Apa tapak dara itu? Kalau kita berbicara masalah tapak dara, sebenarnya kalau kita kembali ke ajaran agama, itu adalah aspek penyucian. Membangun keseimbangan antara dunia vertikal dan horizontal. Makanya kalau ada pelinggih ada tapak dara gak usah takut.
Tapi kalau colek pamor, dalam bahasa masyarakat, “oh nak suba macolek pamor,” berarti sudah berada di posisi negatif.
Jadi, dengan adanya hal ini, Sang Hyang Widhi Wasa telah memberikan petunjuk pada umatnya, bahwa ada sesuatu hal yang harus dibenahi, diperbaiki dan lebih meningkatkan bhakti pada beliau.
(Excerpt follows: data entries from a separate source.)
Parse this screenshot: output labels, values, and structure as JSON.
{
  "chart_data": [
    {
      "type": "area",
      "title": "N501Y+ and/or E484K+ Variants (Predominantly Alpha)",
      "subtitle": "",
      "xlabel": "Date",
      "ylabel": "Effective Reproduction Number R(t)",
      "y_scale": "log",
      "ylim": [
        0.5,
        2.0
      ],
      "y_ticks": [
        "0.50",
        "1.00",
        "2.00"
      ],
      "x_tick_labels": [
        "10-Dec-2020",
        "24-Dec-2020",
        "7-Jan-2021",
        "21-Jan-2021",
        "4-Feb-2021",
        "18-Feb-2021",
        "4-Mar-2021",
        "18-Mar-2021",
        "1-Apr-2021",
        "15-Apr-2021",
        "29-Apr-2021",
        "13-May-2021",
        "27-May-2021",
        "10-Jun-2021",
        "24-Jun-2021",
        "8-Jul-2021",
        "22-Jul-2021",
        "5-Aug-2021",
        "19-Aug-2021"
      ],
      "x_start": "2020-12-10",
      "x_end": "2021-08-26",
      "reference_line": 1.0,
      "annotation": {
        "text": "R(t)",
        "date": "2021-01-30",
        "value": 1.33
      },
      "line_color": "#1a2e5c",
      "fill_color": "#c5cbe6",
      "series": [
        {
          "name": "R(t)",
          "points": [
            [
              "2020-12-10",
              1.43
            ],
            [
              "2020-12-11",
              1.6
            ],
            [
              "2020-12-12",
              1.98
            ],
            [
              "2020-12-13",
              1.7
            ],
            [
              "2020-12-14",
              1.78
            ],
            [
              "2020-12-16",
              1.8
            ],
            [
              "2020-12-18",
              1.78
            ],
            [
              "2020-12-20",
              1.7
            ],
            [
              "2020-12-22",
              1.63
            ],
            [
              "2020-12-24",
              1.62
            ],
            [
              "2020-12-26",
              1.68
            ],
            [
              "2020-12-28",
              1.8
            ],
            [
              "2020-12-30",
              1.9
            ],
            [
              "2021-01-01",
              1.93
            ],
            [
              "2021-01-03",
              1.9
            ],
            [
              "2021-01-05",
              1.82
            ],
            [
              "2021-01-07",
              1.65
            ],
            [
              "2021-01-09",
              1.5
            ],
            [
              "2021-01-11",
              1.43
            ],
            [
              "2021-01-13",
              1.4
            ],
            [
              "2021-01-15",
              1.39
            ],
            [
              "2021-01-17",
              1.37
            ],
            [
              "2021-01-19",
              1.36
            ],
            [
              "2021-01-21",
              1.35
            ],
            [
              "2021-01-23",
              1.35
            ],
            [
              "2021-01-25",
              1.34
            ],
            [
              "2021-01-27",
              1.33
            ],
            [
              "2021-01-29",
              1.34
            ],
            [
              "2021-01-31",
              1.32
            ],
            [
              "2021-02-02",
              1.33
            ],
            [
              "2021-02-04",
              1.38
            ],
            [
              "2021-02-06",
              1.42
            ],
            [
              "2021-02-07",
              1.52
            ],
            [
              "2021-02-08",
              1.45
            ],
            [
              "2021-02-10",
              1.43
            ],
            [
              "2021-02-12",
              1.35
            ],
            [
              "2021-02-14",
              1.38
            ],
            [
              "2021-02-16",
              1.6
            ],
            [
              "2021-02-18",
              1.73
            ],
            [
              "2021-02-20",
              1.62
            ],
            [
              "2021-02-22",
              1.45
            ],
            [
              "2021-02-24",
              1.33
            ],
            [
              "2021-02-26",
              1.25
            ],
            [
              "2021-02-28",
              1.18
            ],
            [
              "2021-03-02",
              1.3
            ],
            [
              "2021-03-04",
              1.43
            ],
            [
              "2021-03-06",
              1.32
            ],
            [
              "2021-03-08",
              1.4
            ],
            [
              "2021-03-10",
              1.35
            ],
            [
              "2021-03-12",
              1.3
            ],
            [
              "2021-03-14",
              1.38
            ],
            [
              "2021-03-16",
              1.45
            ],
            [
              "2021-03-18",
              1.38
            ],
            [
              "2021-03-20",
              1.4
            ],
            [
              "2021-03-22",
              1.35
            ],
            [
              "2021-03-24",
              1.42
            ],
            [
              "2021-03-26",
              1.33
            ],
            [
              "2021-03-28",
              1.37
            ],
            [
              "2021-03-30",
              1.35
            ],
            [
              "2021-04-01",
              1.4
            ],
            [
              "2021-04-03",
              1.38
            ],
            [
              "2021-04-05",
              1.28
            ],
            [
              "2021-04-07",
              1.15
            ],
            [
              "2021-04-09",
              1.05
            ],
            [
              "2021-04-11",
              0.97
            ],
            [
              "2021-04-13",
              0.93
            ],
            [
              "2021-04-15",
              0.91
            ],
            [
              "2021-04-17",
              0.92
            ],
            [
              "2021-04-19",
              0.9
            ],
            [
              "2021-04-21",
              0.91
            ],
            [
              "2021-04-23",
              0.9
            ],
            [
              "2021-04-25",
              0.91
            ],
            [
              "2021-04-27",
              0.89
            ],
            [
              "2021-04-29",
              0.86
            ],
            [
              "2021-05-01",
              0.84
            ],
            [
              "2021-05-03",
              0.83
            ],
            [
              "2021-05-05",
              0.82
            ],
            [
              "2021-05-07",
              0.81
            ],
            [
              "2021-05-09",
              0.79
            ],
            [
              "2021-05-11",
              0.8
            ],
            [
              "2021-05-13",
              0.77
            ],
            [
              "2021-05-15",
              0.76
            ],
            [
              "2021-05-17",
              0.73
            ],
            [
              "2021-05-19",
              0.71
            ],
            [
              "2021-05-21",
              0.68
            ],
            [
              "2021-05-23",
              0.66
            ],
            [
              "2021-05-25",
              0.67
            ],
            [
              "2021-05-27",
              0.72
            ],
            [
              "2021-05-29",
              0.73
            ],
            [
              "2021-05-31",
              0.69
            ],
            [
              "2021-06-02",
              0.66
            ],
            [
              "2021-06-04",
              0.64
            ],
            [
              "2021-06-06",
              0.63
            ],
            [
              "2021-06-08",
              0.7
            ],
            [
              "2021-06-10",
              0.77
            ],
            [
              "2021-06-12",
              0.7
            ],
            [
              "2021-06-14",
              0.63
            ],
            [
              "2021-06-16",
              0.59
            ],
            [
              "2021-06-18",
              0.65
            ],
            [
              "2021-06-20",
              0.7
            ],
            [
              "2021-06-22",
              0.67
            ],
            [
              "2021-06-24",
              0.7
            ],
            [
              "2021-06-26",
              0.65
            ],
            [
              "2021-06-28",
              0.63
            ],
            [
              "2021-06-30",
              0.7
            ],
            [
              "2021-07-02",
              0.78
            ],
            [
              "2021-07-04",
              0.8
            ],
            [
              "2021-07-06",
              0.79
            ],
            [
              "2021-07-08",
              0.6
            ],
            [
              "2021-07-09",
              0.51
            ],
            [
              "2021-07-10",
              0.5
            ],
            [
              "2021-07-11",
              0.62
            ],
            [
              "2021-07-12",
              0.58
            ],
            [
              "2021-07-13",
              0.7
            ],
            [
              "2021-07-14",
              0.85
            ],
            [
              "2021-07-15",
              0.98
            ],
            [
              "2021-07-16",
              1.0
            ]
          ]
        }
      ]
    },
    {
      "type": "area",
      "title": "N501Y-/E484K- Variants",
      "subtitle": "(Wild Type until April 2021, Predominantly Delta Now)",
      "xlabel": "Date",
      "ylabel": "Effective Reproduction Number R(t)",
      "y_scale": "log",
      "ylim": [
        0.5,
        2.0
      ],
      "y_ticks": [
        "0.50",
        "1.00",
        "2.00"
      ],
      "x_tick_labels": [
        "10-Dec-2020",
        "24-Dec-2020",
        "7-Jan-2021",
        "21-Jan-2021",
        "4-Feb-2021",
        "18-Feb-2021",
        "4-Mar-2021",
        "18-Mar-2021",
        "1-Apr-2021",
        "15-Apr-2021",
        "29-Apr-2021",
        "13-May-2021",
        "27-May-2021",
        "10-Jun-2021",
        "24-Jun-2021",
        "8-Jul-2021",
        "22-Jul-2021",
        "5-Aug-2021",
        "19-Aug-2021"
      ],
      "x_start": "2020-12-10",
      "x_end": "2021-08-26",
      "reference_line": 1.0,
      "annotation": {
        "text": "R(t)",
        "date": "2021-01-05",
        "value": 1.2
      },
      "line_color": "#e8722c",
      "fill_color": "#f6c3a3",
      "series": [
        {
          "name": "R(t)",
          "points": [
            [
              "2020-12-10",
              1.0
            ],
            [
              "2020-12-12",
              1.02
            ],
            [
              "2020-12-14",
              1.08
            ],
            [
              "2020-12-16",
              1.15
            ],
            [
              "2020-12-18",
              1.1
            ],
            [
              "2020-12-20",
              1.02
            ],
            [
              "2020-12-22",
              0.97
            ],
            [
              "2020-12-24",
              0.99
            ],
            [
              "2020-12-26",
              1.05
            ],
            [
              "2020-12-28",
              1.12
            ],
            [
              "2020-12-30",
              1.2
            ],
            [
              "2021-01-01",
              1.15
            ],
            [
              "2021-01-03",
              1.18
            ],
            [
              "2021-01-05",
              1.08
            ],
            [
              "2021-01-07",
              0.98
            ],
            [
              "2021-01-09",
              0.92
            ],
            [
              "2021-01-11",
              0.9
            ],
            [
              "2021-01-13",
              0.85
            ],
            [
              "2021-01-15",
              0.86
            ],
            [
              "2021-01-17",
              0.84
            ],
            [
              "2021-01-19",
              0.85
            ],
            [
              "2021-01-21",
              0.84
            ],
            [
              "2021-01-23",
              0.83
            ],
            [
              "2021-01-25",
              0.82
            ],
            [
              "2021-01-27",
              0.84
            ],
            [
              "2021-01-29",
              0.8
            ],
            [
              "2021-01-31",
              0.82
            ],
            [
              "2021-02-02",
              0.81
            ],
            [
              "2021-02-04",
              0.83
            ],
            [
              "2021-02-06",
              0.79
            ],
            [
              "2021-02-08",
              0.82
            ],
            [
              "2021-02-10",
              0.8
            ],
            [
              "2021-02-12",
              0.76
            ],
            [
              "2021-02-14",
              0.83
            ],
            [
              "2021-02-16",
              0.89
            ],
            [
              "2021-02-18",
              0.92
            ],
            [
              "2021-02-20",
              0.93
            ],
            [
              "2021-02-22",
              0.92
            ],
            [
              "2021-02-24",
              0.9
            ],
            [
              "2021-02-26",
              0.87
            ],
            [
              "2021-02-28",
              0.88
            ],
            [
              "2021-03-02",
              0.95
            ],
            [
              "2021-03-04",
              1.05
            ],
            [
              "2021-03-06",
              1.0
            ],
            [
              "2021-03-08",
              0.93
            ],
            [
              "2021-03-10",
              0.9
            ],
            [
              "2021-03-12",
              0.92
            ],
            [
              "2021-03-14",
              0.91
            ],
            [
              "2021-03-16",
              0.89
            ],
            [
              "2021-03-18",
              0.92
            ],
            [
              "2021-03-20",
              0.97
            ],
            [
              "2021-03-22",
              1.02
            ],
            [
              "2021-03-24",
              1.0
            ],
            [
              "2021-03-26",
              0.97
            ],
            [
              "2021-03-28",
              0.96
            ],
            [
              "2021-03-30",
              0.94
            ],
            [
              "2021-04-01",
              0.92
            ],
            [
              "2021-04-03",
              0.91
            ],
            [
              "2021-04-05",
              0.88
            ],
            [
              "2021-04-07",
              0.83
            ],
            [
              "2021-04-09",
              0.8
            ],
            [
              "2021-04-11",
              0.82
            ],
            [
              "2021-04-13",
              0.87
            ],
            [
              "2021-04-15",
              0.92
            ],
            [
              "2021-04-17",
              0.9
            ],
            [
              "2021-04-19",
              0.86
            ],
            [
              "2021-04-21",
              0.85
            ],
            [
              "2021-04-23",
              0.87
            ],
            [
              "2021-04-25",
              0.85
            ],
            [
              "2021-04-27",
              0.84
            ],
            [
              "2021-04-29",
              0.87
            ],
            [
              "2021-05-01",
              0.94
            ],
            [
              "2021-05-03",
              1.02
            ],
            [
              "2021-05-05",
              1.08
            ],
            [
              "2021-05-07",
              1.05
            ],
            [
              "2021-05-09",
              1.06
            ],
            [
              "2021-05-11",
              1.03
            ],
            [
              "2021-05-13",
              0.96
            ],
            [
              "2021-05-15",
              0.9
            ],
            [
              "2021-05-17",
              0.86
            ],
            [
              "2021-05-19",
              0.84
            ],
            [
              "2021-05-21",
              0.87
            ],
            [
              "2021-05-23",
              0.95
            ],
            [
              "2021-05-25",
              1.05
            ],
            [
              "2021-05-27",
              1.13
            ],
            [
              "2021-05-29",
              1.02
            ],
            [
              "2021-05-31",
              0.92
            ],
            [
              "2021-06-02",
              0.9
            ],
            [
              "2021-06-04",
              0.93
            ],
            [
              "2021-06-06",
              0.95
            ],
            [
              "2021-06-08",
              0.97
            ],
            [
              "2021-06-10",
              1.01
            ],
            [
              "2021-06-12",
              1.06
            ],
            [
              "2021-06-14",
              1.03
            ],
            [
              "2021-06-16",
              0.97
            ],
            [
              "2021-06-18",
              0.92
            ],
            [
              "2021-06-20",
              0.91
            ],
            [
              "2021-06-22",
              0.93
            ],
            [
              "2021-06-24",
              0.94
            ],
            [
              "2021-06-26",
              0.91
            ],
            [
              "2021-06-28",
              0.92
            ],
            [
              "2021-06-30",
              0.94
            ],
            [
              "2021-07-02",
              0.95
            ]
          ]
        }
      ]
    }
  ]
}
Siapa yang biasanya menulis tapak dara itu. Saya sendiri tidak tahu. Tidak ada sastra yag menyebut. Mungkin saja pertanda ada sesuatu yang menimpa seseorang, menimpa komunitas, alam, wilayah.
Asumsi saya, goresan tersebut dilakukan oleh tangan-tangan gaib Ida Bhatara. Beliau membantu umat mengingatkan. Maka dengan demikian, kita tidak perlu takut, tapi harus introspeksi diri. (*)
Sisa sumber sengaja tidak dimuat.